The minister has been active in the housing market throughout his tenure, at first easing rules but more recently clamping down as Canadians took on ever-increasing debt levels to buy real estate.
The latest measure, which came in July 2012, was followed by a slump in sales and a slowdown in price gains. But the market began picking up again during the summer, particularly in Toronto and Vancouver, with the average home price hitting a new record high of almost $386,000.
Home prices are not Flaherty's only worry.
The minister told reporters he remains focused on trying to eliminate as much as possible the price gap between the United States and Canada that one recent report pegged at about 10 per cent.

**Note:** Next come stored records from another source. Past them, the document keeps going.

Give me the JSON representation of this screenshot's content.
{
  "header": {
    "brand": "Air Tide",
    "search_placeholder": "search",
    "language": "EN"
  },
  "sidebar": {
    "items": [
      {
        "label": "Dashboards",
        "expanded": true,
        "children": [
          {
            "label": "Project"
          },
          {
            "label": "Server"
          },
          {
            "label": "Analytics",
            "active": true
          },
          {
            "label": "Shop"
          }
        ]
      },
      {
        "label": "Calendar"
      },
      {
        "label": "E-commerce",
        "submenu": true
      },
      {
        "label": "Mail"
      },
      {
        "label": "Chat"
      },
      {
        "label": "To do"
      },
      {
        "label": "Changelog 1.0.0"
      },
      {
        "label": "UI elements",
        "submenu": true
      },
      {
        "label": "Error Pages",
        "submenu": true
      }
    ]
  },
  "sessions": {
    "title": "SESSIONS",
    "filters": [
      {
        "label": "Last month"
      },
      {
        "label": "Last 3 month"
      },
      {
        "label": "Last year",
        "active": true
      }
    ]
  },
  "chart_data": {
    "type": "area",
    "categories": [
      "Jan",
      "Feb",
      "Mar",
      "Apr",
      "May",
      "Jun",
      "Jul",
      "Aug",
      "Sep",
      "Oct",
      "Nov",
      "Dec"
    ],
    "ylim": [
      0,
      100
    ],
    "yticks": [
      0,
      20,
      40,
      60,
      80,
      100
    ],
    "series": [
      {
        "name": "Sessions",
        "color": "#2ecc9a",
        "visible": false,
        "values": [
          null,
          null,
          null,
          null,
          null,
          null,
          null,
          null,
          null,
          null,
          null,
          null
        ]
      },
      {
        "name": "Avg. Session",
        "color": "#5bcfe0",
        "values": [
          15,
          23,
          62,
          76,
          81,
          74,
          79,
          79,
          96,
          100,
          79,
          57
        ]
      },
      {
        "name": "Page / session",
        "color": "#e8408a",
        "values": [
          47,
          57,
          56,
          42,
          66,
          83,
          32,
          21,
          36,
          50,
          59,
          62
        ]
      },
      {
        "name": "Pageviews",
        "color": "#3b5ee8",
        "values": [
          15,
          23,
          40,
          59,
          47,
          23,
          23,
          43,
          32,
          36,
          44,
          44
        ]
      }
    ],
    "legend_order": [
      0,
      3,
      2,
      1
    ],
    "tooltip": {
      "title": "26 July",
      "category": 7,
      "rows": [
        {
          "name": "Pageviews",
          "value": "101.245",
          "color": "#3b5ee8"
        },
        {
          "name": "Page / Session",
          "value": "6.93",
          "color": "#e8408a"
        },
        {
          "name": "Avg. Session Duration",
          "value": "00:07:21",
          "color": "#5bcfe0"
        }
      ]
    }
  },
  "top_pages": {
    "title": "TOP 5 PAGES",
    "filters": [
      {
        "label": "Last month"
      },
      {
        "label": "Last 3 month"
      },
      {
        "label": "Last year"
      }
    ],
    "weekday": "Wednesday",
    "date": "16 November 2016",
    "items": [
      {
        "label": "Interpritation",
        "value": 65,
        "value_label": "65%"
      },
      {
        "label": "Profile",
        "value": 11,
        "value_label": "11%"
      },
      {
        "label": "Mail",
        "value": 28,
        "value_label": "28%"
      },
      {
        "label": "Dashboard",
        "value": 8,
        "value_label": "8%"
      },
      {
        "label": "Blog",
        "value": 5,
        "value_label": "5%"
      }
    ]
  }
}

Flaherty said he has been meeting with CEOs of the country's major retailers to ask for explanations as to why prices for the same items remain elevated in Canada, adding that he is not altogether persuaded by the answers he has been given.
"There are some companies that look at Canada as a relatively small market that is relative well off, (with a) large middle class, and, 'Let them pay a little more, and they'll pay it.'," he said of merchant attitudes.
However, Flaherty said he will wait until the results of a study being conducted by the market research firm Nielsen before deciding if anything needs to be done.
"It becomes an interesting question of what the government can do about that ... there are always persuasive techniques that can be used to nudge people in the right direction," he said.
The minister has deployed the approach before.
Earlier this year he personally phoned the Bank of Montreal to "persuade" it to raise its five-year fixed mortgage rate after BMO cut it to 2.99 per cent. Flaherty said he was concerned about a race to the bottom on rates that would trigger unsustainable borrowing.